An 80 year old man goes for a physical. All of his tests come back with normal results. The doctor says, "George, everything looks great. How are you doing mentally and emotionally? Are you at peace with God?" 

George replies, "God and I are tight. He knows I have poor eyesight, so He's fixed it so when I get up in the middle of the night to go to the bathroom, poof! The light goes on. When I'm done, poof! The light goes off." 

"Wow, that's incredible," the doctor says. 

A little later in the day, the doctor calls George's wife. "Ethel," he says, "George is doing fine! But I had to call you because I'm in awe of his relation-ship with God. Is it true that he gets up during the night, and poof! the light goes on in the bathroom, and when he's done, poof! the light goes off?" 

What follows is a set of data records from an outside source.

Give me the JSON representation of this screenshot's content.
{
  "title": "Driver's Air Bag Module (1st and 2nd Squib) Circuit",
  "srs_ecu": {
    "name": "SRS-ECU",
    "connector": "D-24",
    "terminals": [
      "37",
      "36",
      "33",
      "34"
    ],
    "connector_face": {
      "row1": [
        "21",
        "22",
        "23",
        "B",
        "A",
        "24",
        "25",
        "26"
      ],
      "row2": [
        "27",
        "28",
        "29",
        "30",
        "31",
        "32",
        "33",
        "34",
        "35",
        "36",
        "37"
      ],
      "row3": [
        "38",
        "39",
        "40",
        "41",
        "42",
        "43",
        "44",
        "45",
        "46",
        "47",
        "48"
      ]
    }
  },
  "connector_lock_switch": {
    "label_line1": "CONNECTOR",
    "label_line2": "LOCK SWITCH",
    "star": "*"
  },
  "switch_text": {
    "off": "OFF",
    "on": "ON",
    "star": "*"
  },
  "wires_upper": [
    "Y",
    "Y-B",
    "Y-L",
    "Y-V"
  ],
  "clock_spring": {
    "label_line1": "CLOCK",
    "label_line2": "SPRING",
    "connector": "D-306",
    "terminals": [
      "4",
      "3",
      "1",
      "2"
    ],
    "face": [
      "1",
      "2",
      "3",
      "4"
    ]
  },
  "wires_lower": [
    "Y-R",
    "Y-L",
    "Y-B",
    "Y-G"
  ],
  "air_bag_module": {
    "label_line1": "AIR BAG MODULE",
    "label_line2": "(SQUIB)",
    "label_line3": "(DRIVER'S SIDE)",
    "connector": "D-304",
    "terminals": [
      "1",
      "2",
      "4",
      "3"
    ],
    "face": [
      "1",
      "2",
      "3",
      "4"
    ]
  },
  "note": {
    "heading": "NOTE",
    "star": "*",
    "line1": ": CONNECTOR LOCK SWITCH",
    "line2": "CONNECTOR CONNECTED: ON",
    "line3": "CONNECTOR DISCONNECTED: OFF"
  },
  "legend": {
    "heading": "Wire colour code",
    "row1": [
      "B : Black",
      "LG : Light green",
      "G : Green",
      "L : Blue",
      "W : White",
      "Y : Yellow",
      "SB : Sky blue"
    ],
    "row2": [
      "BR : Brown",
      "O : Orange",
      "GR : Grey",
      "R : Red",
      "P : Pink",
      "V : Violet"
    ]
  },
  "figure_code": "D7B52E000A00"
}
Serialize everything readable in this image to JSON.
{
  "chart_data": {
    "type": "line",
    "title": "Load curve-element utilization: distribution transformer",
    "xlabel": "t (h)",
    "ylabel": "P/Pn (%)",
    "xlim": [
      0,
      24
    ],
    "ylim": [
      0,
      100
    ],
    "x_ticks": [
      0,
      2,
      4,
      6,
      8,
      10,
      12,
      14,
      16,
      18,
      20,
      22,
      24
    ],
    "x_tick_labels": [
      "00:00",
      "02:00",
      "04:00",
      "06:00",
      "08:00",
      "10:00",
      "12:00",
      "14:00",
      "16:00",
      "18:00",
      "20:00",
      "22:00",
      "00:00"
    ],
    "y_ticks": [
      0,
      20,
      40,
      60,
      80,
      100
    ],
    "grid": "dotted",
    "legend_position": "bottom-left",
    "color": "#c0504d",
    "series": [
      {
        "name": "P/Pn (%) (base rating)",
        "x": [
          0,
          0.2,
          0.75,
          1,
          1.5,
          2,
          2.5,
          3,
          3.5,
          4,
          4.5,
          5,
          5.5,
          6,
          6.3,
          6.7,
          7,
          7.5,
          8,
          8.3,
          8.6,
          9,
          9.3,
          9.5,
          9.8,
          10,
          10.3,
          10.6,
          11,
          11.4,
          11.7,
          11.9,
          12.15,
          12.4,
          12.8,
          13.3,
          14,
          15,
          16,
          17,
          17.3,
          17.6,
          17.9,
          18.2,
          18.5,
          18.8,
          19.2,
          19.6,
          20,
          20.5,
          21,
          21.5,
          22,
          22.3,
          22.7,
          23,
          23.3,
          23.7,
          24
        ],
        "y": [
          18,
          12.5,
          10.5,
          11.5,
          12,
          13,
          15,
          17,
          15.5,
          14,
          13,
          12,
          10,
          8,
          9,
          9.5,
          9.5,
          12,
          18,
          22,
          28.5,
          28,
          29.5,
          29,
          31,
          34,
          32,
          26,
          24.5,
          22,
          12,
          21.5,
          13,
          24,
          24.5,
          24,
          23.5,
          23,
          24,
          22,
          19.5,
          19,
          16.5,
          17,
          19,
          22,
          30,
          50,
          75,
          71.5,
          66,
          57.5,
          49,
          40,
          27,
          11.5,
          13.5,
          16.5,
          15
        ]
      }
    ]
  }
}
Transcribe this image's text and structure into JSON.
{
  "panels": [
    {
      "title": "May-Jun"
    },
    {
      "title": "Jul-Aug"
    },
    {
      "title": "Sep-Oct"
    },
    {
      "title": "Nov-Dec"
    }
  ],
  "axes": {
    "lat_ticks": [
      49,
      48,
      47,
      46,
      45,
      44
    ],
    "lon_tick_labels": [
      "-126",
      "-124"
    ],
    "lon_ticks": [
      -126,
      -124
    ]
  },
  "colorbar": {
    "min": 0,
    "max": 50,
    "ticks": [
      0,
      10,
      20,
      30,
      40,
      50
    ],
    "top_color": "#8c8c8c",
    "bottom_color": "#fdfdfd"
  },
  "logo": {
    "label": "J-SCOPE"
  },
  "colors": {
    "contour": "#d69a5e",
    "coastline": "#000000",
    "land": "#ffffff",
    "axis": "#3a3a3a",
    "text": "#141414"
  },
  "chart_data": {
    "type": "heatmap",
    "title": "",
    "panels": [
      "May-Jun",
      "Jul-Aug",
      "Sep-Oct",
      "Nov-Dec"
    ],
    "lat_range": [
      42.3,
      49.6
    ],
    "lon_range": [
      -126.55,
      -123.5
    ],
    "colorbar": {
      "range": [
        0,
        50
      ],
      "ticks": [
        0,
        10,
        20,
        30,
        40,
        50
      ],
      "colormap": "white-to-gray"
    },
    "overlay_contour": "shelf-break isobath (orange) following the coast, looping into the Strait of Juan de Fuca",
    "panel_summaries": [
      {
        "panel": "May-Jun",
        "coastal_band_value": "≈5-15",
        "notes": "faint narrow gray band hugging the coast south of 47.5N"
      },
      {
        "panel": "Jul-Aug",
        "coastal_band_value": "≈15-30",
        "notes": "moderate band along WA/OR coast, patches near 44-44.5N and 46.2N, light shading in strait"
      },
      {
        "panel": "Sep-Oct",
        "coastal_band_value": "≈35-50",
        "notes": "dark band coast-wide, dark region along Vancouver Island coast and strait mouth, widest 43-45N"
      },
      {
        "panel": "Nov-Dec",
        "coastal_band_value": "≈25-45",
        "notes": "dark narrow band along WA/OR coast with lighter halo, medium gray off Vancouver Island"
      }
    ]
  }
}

"Oh my God!" exclaims Ethel. "He's peeing in the refrigerator again!"


----------



## bev (Mar 3, 2009)

he he heBev


----------



## HOBIE (Dec 29, 2016)

Einstein said:


> An 80 year old man goes for a physical. All of his tests come back with normal results. The doctor says, "George, everything looks great. How are you doing mentally and emotionally? Are you at peace with God?"
> 
> George replies, "God and I are tight. He knows I have poor eyesight, so He's fixed it so when I get up in the middle of the night to go to the bathroom, poof! The light goes on. When I'm done, poof! The light goes off."
> 
> ...


----------



## KateR (Dec 30, 2016)

Love it!


----------



## mikeyB (Jan 2, 2017)

Because our fridge sits atop the freezer, it's many a year since I'd be able to pee into it


----------